Le scene che in tal modo si succedono davanti agli occhi dello spettatore, oltre a provocare un senso di inorridita repulsione verso una simile evidente testimonianza di disprezzo per gli stessi primordiali valori di umanità, propongono difficilmente sondabili interrogativi sulle responsabilità individuali e collettive di fronte all’esercizio del male; sul rapporto tra autorità statale e cittadini; sulla capacità di un’ideologia e di una fede cieche di lacerare le coscienze trascinandole in uno smarrimento di sé, che sa di abdicazione totale all’uso critico della ragione, cioè all’abdicazione stessa dall’ essere uomini.

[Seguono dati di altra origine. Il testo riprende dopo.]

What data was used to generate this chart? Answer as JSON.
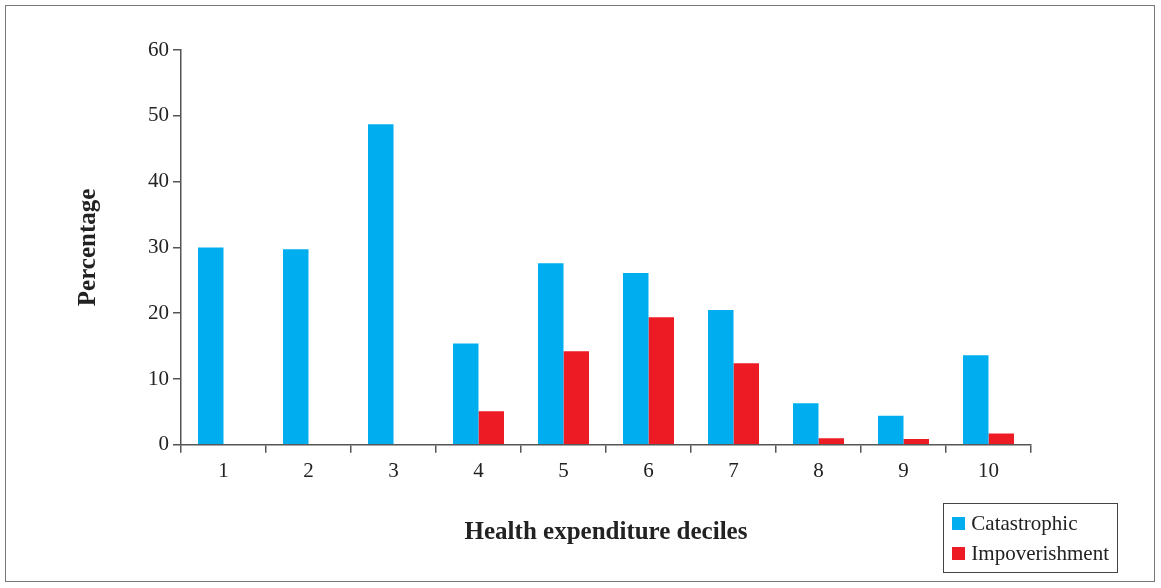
{
  "chart_data": {
    "type": "bar",
    "xlabel": "Health expenditure deciles",
    "ylabel": "Percentage",
    "categories": [
      "1",
      "2",
      "3",
      "4",
      "5",
      "6",
      "7",
      "8",
      "9",
      "10"
    ],
    "series": [
      {
        "name": "Catastrophic",
        "color": "#00aeef",
        "values": [
          30.0,
          29.7,
          48.7,
          15.4,
          27.6,
          26.1,
          20.5,
          6.3,
          4.4,
          13.6
        ]
      },
      {
        "name": "Impoverishment",
        "color": "#ed1c24",
        "values": [
          0,
          0,
          0,
          5.1,
          14.2,
          19.4,
          12.4,
          1.0,
          0.9,
          1.7
        ]
      }
    ],
    "ylim": [
      0,
      60
    ],
    "yticks": [
      0,
      10,
      20,
      30,
      40,
      50,
      60
    ],
    "grid": false,
    "legend": "bottom right"
  }
}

Ecco allora le scene terribili dei soldati tedeschi obbligati a gettare nelle fosse comuni i miseri resti dei prigionieri lasciati morire di fame, che paiono svolgere tale compito con meccanica impassibilità. Ecco il confronto (sul quale Hitchcock pare insistesse molto) tra quanto accadeva nei campi e lo scorrere sereno della vita degli abitanti dei luoghi circostanti. Ecco, ancora, il bruciare dei forni, i cumuli di ossa, i folli esperimenti genetici posti in atto, fino al puntiglioso recupero dei vestiti dei prigionieri, predisposti per un ordinato burocratico riutilizzo per i successivi ingressi, in immagini non meno deprimenti, sotto il profilo morale, di quelle riguardanti i primi piani dei cadaveri.

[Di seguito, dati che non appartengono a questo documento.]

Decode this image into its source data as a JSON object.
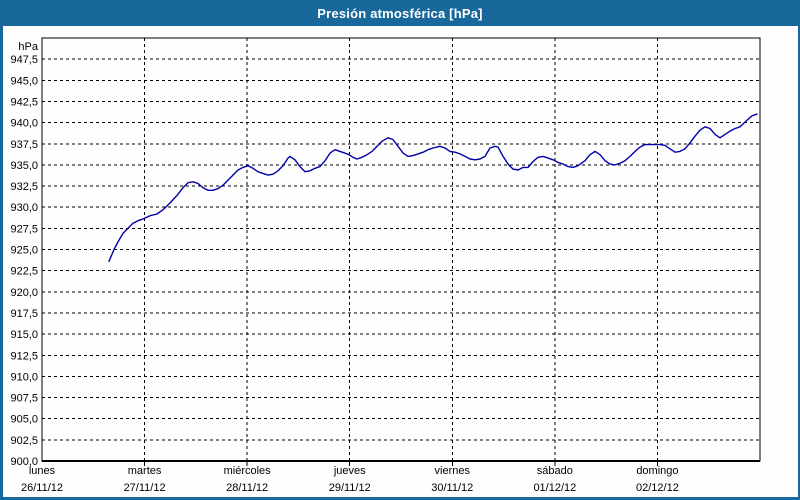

Ecco, soprattutto, gli sguardi dei vivi fra tante morti: impossibilitati ormai a esprimere alcunché, neppure la riconoscenza per i “salvatori”, negata dalla forzata perdita di ogni sensibilità verso quanto appartenesse alla sfera delle umane relazioni. Ma poi ritornano antiche emozioni perdute - ed è momento particolarmente coinvolgente del film - quando vengono dati ai sopravvissuti i vestiti per ricoprire le loro abbruttite nudità: pare che un simile gesto, un tempo naturale, riportasse alla vita; a una normalità capace di scacciare, ancor meglio del fragore delle armi, anche di quelle soccorritrici, i neri fantasmi della malvagità, del dolore, della consunzioni dei corpi e delle anime.

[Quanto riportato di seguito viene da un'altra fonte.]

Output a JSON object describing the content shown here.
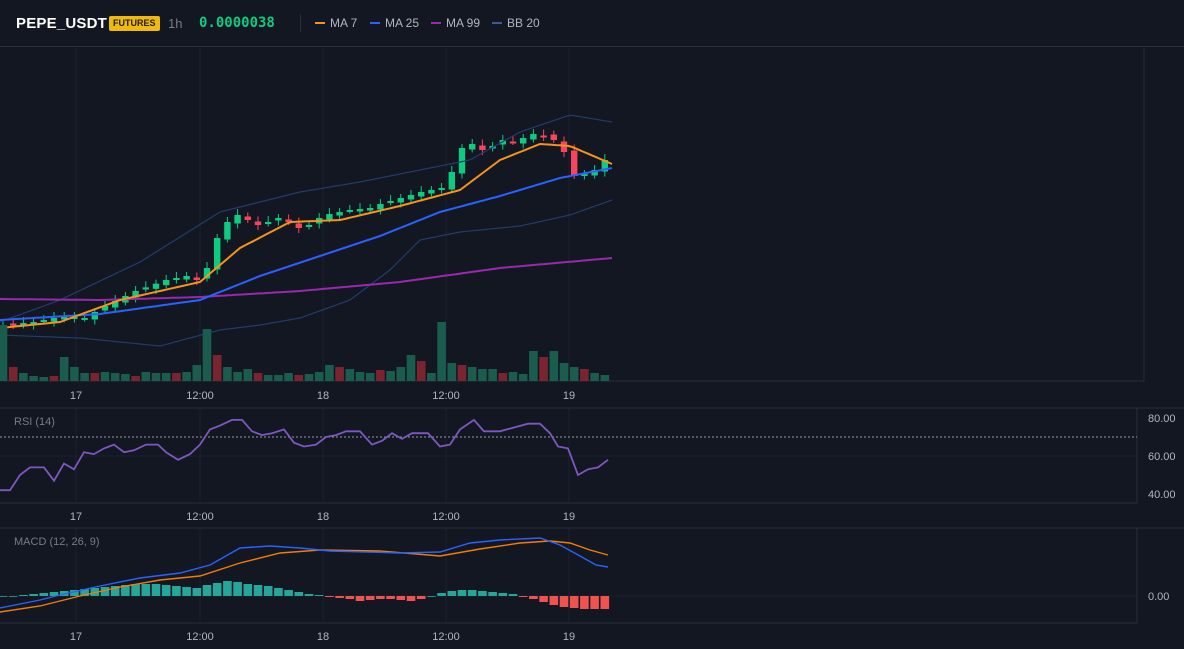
{
  "header": {
    "symbol": "PEPE_USDT",
    "badge": "FUTURES",
    "timeframe": "1h",
    "price": "0.0000038",
    "legend": [
      {
        "label": "MA 7",
        "color": "#f7931a"
      },
      {
        "label": "MA 25",
        "color": "#2962ff"
      },
      {
        "label": "MA 99",
        "color": "#9c27b0"
      },
      {
        "label": "BB 20",
        "color": "#2a4a8a"
      }
    ]
  },
  "colors": {
    "up": "#0ecb81",
    "down": "#f6465d",
    "bg": "#131722"
  },
  "time_axis": [
    "17",
    "12:00",
    "18",
    "12:00",
    "19"
  ],
  "rsi": {
    "label": "RSI (14)",
    "ticks": [
      "80.00",
      "60.00",
      "40.00"
    ],
    "level": 70
  },
  "macd": {
    "label": "MACD (12, 26, 9)",
    "zero_label": "0.00"
  }
}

Certo con questi fotogrammi il cinema mostrava per la prima volta al mondo incredulo la prova inconfutabile di un oscuro potere del male, cui popoli interi finivano per soggiacere. E c’era la speranza chiaramente espressa che questa visione esorcizzasse altre consimili tragiche esperienze. La storia dell’intero secolo scorso e di questo inizio di millennio ci dimostra che così non è stato e non è e che si finisce magari per assuefarci a queste rappresentazioni raccapriccianti. Eppure non si deve perdere la speranza che il riscoprire la concreta visione di tali realtà ci porti tutti a risvegliare coscienze capaci di trovare il necessario equilibrio tra ragione e sentimento, unica strada per una civile convivenza dell’umana collettività.